We chose not to involve the principal, and instead came up with a game plan to get my son through the rest of the school year. We stressed to him he had to continue to do his best work — his teacher not liking him wasn’t an excuse to give up or slacking off. Instead, he needed to complete his assignments, be respectful of the teacher and follow the school rules.

Even though we couldn’t fix the problem for him, my husband and I let our son know we were there to support him. He could come to us at any time, and we would always listen to his concerns. We also filled his after-school schedule with self-esteem-boosting activities he enjoyed, such as playing sports, playdates with friends and fun family events.

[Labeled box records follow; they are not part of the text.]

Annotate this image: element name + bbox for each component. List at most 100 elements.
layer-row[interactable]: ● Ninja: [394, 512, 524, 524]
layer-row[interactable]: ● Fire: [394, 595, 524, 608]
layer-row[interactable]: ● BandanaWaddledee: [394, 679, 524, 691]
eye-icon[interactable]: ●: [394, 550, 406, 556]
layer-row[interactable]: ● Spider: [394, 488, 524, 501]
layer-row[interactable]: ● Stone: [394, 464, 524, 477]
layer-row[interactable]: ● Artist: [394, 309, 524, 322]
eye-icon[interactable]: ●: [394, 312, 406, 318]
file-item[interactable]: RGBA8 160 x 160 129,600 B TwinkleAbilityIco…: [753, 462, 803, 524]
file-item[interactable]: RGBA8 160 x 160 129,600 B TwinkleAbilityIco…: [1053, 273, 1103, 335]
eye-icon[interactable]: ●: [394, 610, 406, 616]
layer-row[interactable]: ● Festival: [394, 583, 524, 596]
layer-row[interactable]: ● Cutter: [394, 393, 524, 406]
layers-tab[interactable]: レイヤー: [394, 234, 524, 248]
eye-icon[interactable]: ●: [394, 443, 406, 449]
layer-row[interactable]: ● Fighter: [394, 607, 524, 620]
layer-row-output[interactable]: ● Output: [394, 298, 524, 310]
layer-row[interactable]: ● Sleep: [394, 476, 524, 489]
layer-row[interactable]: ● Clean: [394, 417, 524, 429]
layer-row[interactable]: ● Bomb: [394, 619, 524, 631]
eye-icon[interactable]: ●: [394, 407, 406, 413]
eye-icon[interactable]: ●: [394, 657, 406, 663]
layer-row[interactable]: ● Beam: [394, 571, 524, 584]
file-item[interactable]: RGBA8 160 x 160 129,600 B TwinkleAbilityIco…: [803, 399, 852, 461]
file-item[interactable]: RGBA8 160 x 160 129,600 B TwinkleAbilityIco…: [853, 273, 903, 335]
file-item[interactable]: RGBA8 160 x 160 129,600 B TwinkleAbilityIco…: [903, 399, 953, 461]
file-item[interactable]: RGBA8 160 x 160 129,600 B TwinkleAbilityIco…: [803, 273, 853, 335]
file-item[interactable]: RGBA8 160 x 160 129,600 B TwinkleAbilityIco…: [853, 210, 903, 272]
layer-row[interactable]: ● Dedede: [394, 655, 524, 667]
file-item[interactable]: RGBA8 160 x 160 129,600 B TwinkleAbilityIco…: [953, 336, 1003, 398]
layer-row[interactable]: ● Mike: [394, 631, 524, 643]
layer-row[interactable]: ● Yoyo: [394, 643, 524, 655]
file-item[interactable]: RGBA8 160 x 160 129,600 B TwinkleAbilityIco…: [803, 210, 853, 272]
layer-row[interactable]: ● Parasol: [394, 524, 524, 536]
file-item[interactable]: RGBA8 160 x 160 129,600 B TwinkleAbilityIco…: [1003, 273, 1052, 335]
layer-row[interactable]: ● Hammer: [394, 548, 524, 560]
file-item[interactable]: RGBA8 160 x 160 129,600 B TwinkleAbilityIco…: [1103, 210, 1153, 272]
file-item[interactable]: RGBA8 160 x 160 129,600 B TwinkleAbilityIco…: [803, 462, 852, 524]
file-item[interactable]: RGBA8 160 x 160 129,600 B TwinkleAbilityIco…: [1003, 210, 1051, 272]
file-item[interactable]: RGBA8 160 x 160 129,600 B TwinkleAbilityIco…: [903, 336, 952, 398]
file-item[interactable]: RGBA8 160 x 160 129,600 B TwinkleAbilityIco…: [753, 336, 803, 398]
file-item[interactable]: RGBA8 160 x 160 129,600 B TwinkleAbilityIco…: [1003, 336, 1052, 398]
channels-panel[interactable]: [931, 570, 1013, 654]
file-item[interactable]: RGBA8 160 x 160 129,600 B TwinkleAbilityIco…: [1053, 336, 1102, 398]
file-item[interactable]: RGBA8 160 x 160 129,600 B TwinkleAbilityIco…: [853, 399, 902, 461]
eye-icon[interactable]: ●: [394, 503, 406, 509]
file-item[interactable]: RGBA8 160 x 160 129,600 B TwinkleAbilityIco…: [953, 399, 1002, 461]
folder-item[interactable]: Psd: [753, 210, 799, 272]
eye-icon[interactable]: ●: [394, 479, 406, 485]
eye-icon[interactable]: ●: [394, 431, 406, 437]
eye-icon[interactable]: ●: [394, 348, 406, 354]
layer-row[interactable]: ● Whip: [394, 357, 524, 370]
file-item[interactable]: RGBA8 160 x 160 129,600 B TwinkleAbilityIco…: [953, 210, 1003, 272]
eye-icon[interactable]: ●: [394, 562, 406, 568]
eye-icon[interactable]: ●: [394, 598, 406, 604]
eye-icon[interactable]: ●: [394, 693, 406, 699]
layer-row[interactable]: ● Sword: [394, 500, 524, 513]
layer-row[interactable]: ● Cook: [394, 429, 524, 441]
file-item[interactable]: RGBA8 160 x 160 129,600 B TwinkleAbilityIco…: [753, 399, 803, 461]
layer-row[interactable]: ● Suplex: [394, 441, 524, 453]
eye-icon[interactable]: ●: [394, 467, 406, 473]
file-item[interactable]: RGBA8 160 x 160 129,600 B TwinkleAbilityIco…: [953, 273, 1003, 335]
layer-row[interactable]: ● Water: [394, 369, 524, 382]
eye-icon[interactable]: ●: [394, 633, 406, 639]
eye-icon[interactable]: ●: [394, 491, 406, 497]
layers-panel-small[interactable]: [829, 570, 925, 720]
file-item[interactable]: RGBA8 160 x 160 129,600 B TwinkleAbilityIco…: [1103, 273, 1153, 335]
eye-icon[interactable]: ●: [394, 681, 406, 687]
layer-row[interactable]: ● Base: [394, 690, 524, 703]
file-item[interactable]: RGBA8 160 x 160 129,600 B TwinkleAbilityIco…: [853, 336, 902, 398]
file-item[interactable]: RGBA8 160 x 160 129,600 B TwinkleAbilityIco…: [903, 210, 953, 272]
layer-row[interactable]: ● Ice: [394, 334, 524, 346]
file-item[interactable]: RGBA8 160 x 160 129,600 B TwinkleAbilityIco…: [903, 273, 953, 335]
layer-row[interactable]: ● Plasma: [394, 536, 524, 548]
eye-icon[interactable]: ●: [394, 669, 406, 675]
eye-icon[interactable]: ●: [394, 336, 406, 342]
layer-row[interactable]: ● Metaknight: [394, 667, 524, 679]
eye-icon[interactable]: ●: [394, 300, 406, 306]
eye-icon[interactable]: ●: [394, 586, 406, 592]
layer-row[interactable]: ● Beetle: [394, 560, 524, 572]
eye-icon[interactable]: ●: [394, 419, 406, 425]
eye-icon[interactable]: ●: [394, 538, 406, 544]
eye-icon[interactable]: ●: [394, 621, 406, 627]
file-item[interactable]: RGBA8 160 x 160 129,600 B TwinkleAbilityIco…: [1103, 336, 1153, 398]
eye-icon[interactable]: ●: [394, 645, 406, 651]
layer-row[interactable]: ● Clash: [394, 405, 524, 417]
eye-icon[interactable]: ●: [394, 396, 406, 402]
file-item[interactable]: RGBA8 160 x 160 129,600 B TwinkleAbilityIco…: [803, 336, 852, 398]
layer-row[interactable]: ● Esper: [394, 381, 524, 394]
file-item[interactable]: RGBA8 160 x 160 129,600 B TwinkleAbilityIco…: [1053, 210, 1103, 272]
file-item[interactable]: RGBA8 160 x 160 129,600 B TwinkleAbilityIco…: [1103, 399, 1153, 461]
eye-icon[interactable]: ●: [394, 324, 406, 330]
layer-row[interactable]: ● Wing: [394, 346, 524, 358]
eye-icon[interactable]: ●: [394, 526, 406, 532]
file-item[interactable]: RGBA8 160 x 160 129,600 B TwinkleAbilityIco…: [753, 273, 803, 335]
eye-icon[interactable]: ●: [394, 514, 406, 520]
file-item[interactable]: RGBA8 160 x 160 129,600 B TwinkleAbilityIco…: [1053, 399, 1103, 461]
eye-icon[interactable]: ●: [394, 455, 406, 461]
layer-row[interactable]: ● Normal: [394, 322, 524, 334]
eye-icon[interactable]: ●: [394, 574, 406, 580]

More: How to Prepare an Anxious Child for Back-to-School

Keep a record

Throughout the school year, I kept a notebook of incidents, a way of documenting specific examples of the teacher’s behavior. It also gave my son an opportunity to vent his feelings. When the school year was over, I set up a meeting with the principal and provided concrete examples to back up my concerns about this teacher. Both my son and I felt better knowing that we tried to make the situation better for students that were assigned to her in the future. However, the teacher retired the following year.

Look for the silver lining

While I do wish my son had never gone through this experience, both he and I learned a lot of valuable lessons. I’m happy he was able to confide in me and that we worked together as a team to develop coping skills. Dealing with this adverse experience actually helped him to gain confidence as a student and to increase his appreciation of the teachers he has had since — who have liked him!